Le Kamvas Slate 11 embarque aussi quatre haut-parleurs stéréo qui délivrent un son étonnamment ample pour l’encombrement, une caméra frontale de 8 mégapixels pour les appels vidéo et un capteur arrière de 13 mégapixels pratique pour photographier un sujet et l’importer directement dans son dessin.
Sensibilité et stylet
Le H-Pencil est un stylet actif, il nécessite donc une recharge via son port USB-C, doté de 4 096 niveaux de sensibilité à la pression et d’une reconnaissance d’inclinaison sur 60 degrés. En pratique, cela signifie que le trait s’épaissit ou s’affine selon la force exercée, et que l’ombrage au stylet incliné est détecté. Le corps en métal, fin et léger, offre une prise en main agréable même au bout de plusieurs heures.

Un point mérite d’être clarifié. Plusieurs retours mentionnent une force d’activation initiale élevée, c’est-à-dire qu’il faudrait appuyer fort pour que le trait démarre, ainsi que des soucis de rejet de paume. D’après les tests croisés, ces défauts sont largement imputables à l’application de dessin utilisée. HiPaint, le logiciel préinstallé par Huion, manque encore de finesse dans la gestion du stylet. En basculant vers Sketchbook, application gratuite et nettement mieux optimisée, les problèmes s’estompent considérablement. Clip Studio Paint et Ibis Paint, également préinstallés, constituent d’autres alternatives valables.
Reste un écart que les habitués de l’Apple Pencil ou du Samsung S Pen remarqueront : la latence du H-Pencil, ce très léger décalage entre le mouvement de la main et l’apparition du trait, est un cran en dessous des stylets haut de gamme. Pour du croquis rapide ou de la prise de notes, c’est négligeable. Pour du dessin de précision en temps réel, la différence se ressent davantage.
Autonomie : du solide
La batterie de 8 000 mAh constitue l’un des vrais arguments du Kamvas Slate 11. Huion annonce jusqu’à 11 heures d’utilisation continue, et les retours terrain confirment entre 9 et 10 heures en session de dessin active, un résultat très solide qui couvre aisément une journée complète de cours ou de croquis en extérieur.

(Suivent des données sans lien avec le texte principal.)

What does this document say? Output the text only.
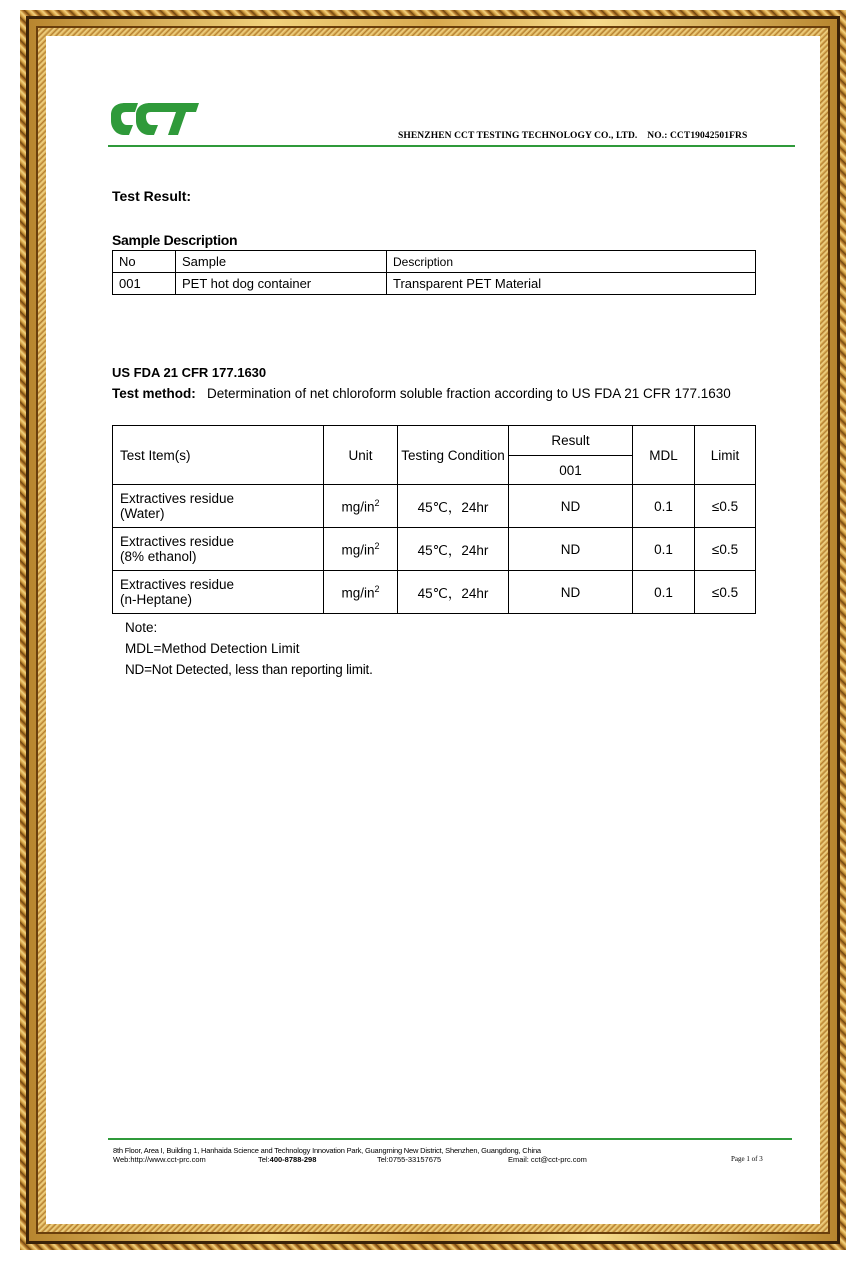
SHENZHEN CCT TESTING TECHNOLOGY CO., LTD. NO.: CCT19042501FRS
Test Result:
Sample Description
No	Sample	Description
001	PET hot dog container	Transparent PET Material
US FDA 21 CFR 177.1630
Test method: Determination of net chloroform soluble fraction according to US FDA 21 CFR 177.1630
Test Item(s)	Unit	Testing Condition	Result	MDL	Limit
			001		

Extractives residue
(Water)	$mg/in^2$	45℃，24hr	ND	0.1	≤0.5

Extractives residue
(8% ethanol)	$mg/in^2$	45℃，24hr	ND	0.1	≤0.5

Extractives residue
(n-Heptane)	$mg/in^2$	45℃，24hr	ND	0.1	≤0.5
Note:
MDL=Method Detection Limit
ND=Not Detected, less than reporting limit.
8th Floor, Area I, Building 1, Hanhaida Science and Technology Innovation Park, Guangming New District, Shenzhen, Guangdong, China
Web:http://www.cct-prc.com	Tel:400-8788-298	Tel:0755-33157675	Email: cct@cct-prc.com	Page 1 of 3
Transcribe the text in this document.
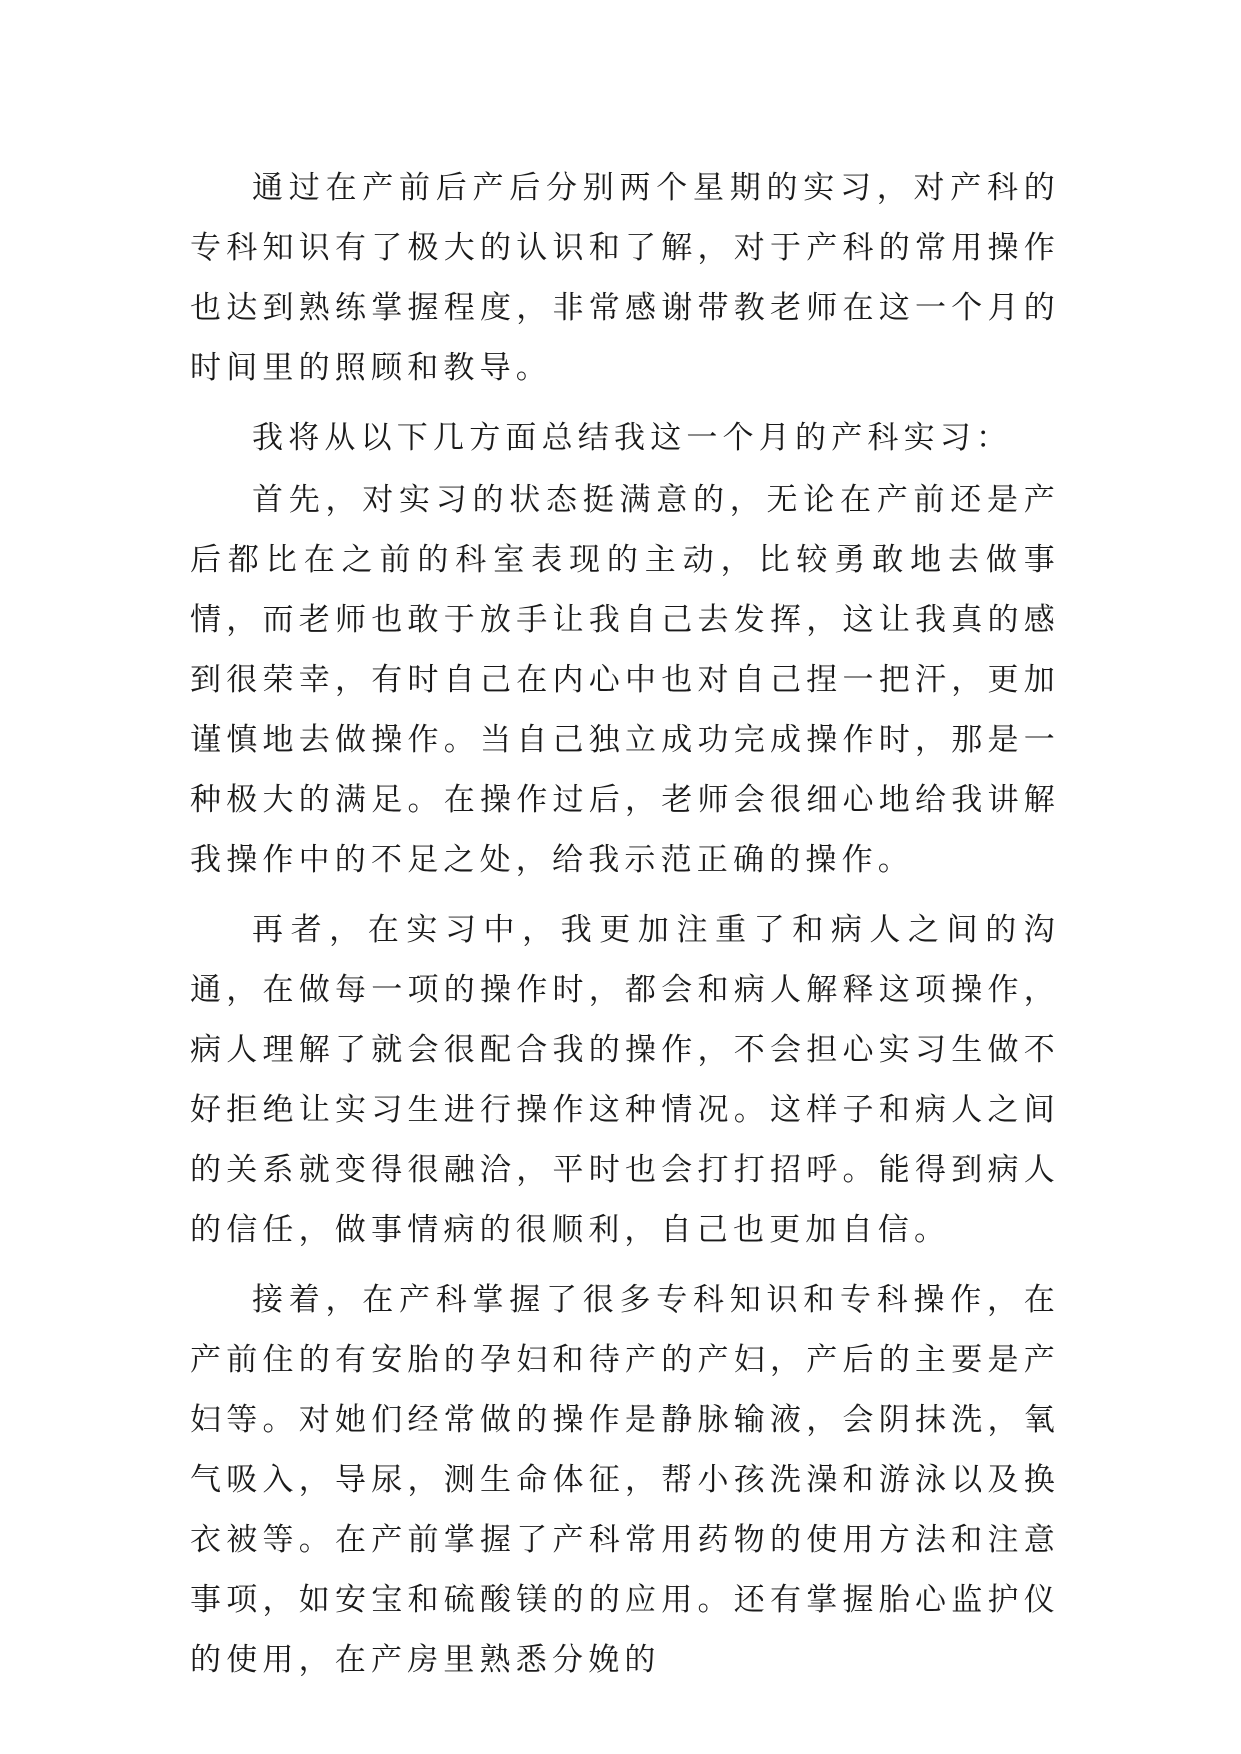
通过在产前后产后分别两个星期的实习，对产科的专科知识有了极大的认识和了解，对于产科的常用操作也达到熟练掌握程度，非常感谢带教老师在这一个月的时间里的照顾和教导。

我将从以下几方面总结我这一个月的产科实习：

首先，对实习的状态挺满意的，无论在产前还是产后都比在之前的科室表现的主动，比较勇敢地去做事情，而老师也敢于放手让我自己去发挥，这让我真的感到很荣幸，有时自己在内心中也对自己捏一把汗，更加谨慎地去做操作。当自己独立成功完成操作时，那是一种极大的满足。在操作过后，老师会很细心地给我讲解我操作中的不足之处，给我示范正确的操作。

再者，在实习中，我更加注重了和病人之间的沟通，在做每一项的操作时，都会和病人解释这项操作，病人理解了就会很配合我的操作，不会担心实习生做不好拒绝让实习生进行操作这种情况。这样子和病人之间的关系就变得很融洽，平时也会打打招呼。能得到病人的信任，做事情病的很顺利，自己也更加自信。

接着，在产科掌握了很多专科知识和专科操作，在产前住的有安胎的孕妇和待产的产妇，产后的主要是产妇等。对她们经常做的操作是静脉输液，会阴抹洗，氧气吸入，导尿，测生命体征，帮小孩洗澡和游泳以及换衣被等。在产前掌握了产科常用药物的使用方法和注意事项，如安宝和硫酸镁的的应用。还有掌握胎心监护仪的使用，在产房里熟悉分娩的
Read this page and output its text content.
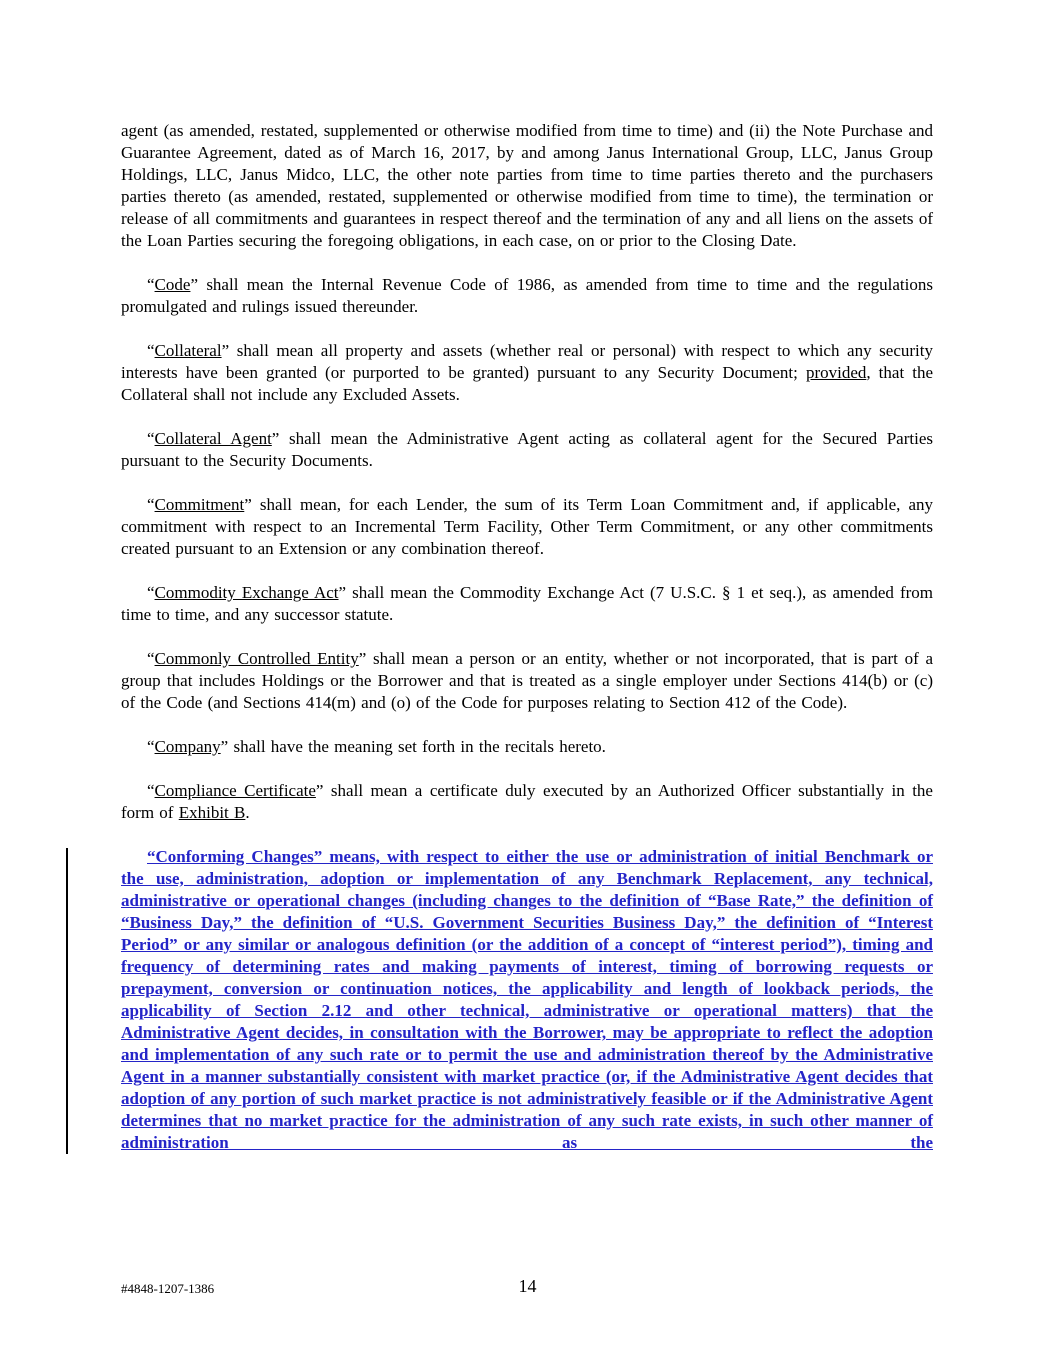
agent (as amended, restated, supplemented or otherwise modified from time to time) and (ii) the Note Purchase and Guarantee Agreement, dated as of March 16, 2017, by and among Janus International Group, LLC, Janus Group Holdings, LLC, Janus Midco, LLC, the other note parties from time to time parties thereto and the purchasers parties thereto (as amended, restated, supplemented or otherwise modified from time to time), the termination or release of all commitments and guarantees in respect thereof and the termination of any and all liens on the assets of the Loan Parties securing the foregoing obligations, in each case, on or prior to the Closing Date.

“Code” shall mean the Internal Revenue Code of 1986, as amended from time to time and the regulations promulgated and rulings issued thereunder.

“Collateral” shall mean all property and assets (whether real or personal) with respect to which any security interests have been granted (or purported to be granted) pursuant to any Security Document; provided, that the Collateral shall not include any Excluded Assets.

“Collateral Agent” shall mean the Administrative Agent acting as collateral agent for the Secured Parties pursuant to the Security Documents.

“Commitment” shall mean, for each Lender, the sum of its Term Loan Commitment and, if applicable, any commitment with respect to an Incremental Term Facility, Other Term Commitment, or any other commitments created pursuant to an Extension or any combination thereof.

“Commodity Exchange Act” shall mean the Commodity Exchange Act (7 U.S.C. § 1 et seq.), as amended from time to time, and any successor statute.

“Commonly Controlled Entity” shall mean a person or an entity, whether or not incorporated, that is part of a group that includes Holdings or the Borrower and that is treated as a single employer under Sections 414(b) or (c) of the Code (and Sections 414(m) and (o) of the Code for purposes relating to Section 412 of the Code).

“Company” shall have the meaning set forth in the recitals hereto.

“Compliance Certificate” shall mean a certificate duly executed by an Authorized Officer substantially in the form of Exhibit B.

“Conforming Changes” means, with respect to either the use or administration of initial Benchmark or the use, administration, adoption or implementation of any Benchmark Replacement, any technical, administrative or operational changes (including changes to the definition of “Base Rate,” the definition of “Business Day,” the definition of “U.S. Government Securities Business Day,” the definition of “Interest Period” or any similar or analogous definition (or the addition of a concept of “interest period”), timing and frequency of determining rates and making payments of interest, timing of borrowing requests or prepayment, conversion or continuation notices, the applicability and length of lookback periods, the applicability of Section 2.12 and other technical, administrative or operational matters) that the Administrative Agent decides, in consultation with the Borrower, may be appropriate to reflect the adoption and implementation of any such rate or to permit the use and administration thereof by the Administrative Agent in a manner substantially consistent with market practice (or, if the Administrative Agent decides that adoption of any portion of such market practice is not administratively feasible or if the Administrative Agent determines that no market practice for the administration of any such rate exists, in such other manner of administration as the

#4848-1207-1386	14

En usage moins intensif, lecture, écoute de livres audio, certains utilisateurs rapportent avoir tenu plus d’une semaine avant de devoir recharger. La recharge complète s’effectue en environ 2 heures 40, ce qui permet de retrouver une batterie pleine pendant une pause déjeuner.
Mon avis sur la Huion Kamvas Slate 11
Le Kamvas Slate 11 occupe un créneau singulier avec une exécution globalement convaincante. L’écran mat laminé, la fluidité du 90 Hz, l’autonomie généreuse et l’étui-support fourni composent un ensemble cohérent à un tarif contenu.
La latence du stylet et les limites logicielles d’Android empêchent cette tablette de rivaliser avec les solutions professionnelles reliées à un ordinateur, mais ce n’est pas sa cible. Pour qui veut croquer, annoter ou créer sans fil ni contrainte, elle remplit son office avec une aisance appréciable.